Дед мне мало чего рассказывал про детство. Про войну говорит, не помнит ничего, совсем недоросток был. Вот как окна войлоком утепляли, помнит, как запрещали гулять, по домам сидели. Помнит, как их вывезли за Урал, вот там было и холодно и голодно. Жрать было нечего, а значит в школу было ходить незачем. Увлеченно слушал радио, все ждал, когда Левитан томным голос скажет, «Стасик, твой папа не вернется с фронта», плакал по ночам. Когда все возвращались с фронта в сорок пятом, даже похоронка не пришла. Дед тогда в кадетском училище учился. Год ждал, второй, отец все-таки вернулся. Другим вернулся, вырезал себя с фотографий, медали повыбрасывал. «Не стоят, Стас, крови эти железки», — он не мог улыбаться, лицевой нерв защемило. Три года в плену сказались на здоровье и на психике. Каждое девятое мая он садился перед телевизором в дальней комнатушке и плакал. Дом старый уже снесен, но дед иногда ездил туда, проверял, что там наворотили.
Дед был человеком с юморком, но беззлобным, подтрунивал над всеми, где газетку переложит, где свет выключит. В ботинок снежок положит или вообще нарисует чего-нибудь в тетрадке. Мне весело всегда было, а вот бабка ворчала, мол совсем на старости лет крыша поехала.
Ему же просто скучно было, выйдет он на улицу с колышками, к нему подойдут менты и спросят, «Дедушка, вы тут чего делаете то?». Он ухмыльнется, поправит свою кожаную кепку и скажет, «Так вы сами гляньте, я вот уже десять лет колышки вбиваю, ось земли ищу, я все посчитал, где-то здесь она должна была вылезти», — менты всегда смеялись, предлагали довезти его домой, он соглашался, анекдоты шутил. Однажды в новый год он поехал к свои старым друзьям и однокашникам, домой вернулся в макияже, в женской рыжей шубе и в чьих-то дико неудобных туфлях. Жаловался потом, мол обувь нонче неудобная пошла, хоть пальцы режь.

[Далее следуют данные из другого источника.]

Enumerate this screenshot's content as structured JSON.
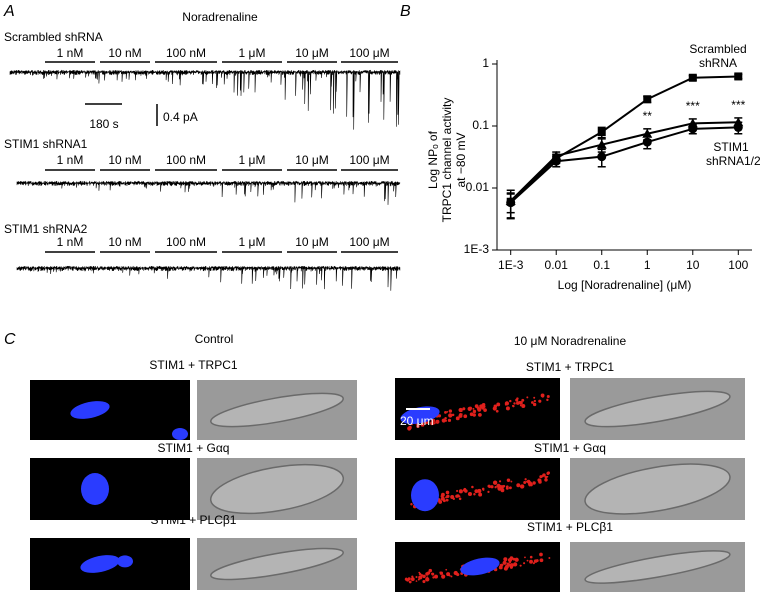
{
  "panel_a": {
    "label": "A",
    "stimulus": "Noradrenaline",
    "traces": [
      {
        "name": "Scrambled shRNA",
        "concentrations": [
          "1 nM",
          "10 nM",
          "100 nM",
          "1 μM",
          "10 μM",
          "100 μM"
        ]
      },
      {
        "name": "STIM1 shRNA1",
        "concentrations": [
          "1 nM",
          "10 nM",
          "100 nM",
          "1 μM",
          "10 μM",
          "100 μM"
        ]
      },
      {
        "name": "STIM1 shRNA2",
        "concentrations": [
          "1 nM",
          "10 nM",
          "100 nM",
          "1 μM",
          "10 μM",
          "100 μM"
        ]
      }
    ],
    "scale_time": "180 s",
    "scale_current": "0.4 pA"
  },
  "chart_data": {
    "type": "line",
    "panel_label": "B",
    "x": [
      0.001,
      0.01,
      0.1,
      1,
      10,
      100
    ],
    "xlabel": "Log [Noradrenaline] (μM)",
    "ylabel": [
      "Log NPₒ of",
      "TRPC1 channel activity",
      "at −80 mV"
    ],
    "xscale": "log",
    "yscale": "log",
    "xlim": [
      0.0005,
      200
    ],
    "ylim": [
      0.001,
      1
    ],
    "xticks": [
      {
        "value": 0.001,
        "label": "1E-3"
      },
      0.01,
      0.1,
      1,
      10,
      100
    ],
    "yticks": [
      {
        "value": 0.001,
        "label": "1E-3"
      },
      0.01,
      0.1,
      1
    ],
    "series": [
      {
        "name": "Scrambled shRNA",
        "color": "#000000",
        "marker": "square",
        "values": [
          0.006,
          0.03,
          0.08,
          0.27,
          0.6,
          0.63
        ],
        "errors": [
          0.002,
          0.005,
          0.015,
          0.03,
          0.05,
          0.05
        ]
      },
      {
        "name": "STIM1 shRNA1/2",
        "color": "#000000",
        "marker": "triangle",
        "values": [
          0.0062,
          0.033,
          0.05,
          0.075,
          0.11,
          0.115
        ],
        "errors": [
          0.003,
          0.005,
          0.012,
          0.015,
          0.02,
          0.02
        ]
      },
      {
        "color": "#000000",
        "marker": "circle",
        "values": [
          0.0058,
          0.027,
          0.032,
          0.055,
          0.09,
          0.095
        ],
        "errors": [
          0.0025,
          0.005,
          0.01,
          0.012,
          0.015,
          0.02
        ]
      }
    ],
    "annotations": [
      {
        "x": 1,
        "text": "**"
      },
      {
        "x": 10,
        "text": "***"
      },
      {
        "x": 100,
        "text": "***"
      }
    ]
  },
  "panel_c": {
    "label": "C",
    "columns": [
      {
        "title": "Control",
        "rows": [
          "STIM1 + TRPC1",
          "STIM1 + Gαq",
          "STIM1 + PLCβ1"
        ]
      },
      {
        "title": "10 μM Noradrenaline",
        "rows": [
          "STIM1 + TRPC1",
          "STIM1 + Gαq",
          "STIM1 + PLCβ1"
        ],
        "scale_bar": "20 μm"
      }
    ]
  }
}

Ему когда совсем поплохело, то он загорелся идеей меня поженить, прежде чем помрет. Все медсестер мне сватал, то внучек чьих-то. Я ему: «Дед, ну не надо, не хочу я сейчас жениться, я вот доучусь, работу найду, тогда вот и выберешь мне невесту», — я привез ему апельсины и французский словарик. «Балда ты, а не внук, смотри сколько медсестричек бегает. Не будешь жениться, я тогда умирать не буду», — протянул мне руку. «Договорились», — я усмехнулся. На следующий день привез ему одеяло потеплее, в больнице холодно. Как он там вообще жил? Люди там злые, один дедок вообще пытался отжать у меня рюкзак. Вроде бы даже почетом пользовался, врачи его любили, как послушного пациента. Больные уважали, как старшего и бывалого товарища. Прихожу к нему в палату, в этот момент оттуда выпорхнула медсестра. Дед встал с койки и громко заявил, «Вот твоя невеста, я тебе ее в карты выиграл».
Когда он все-таки ушел, так горестно стало, газеты на месте, в тетрадях перестали появляться рисунки. Некому было делать за меня французский. Бабка все больше бесилась, из-за того, что я во многом повторял его ужимки. У меня до сих пор привычка громко шаркать, если не один в квартире. С похорон домой я ехал с другом в машине, мы самые первые приехали. Первым делом сорвал черную ленту с его фотографии, все бухло упаковал товарищу, еду переложил в бадьи. Оставил записку, «На дедовых костях вы пировать не будете», уехал. Уже пару лет живу недалеко от кладбища, родные даже не звонили ни разу. На могиле у деда никого из них не видел. Хотя до сих пор уверен, что это все же дедова шутка, и завтра он под ручку с очередной моей невестой завалится в мою квартиру, одетый в лисью шубу.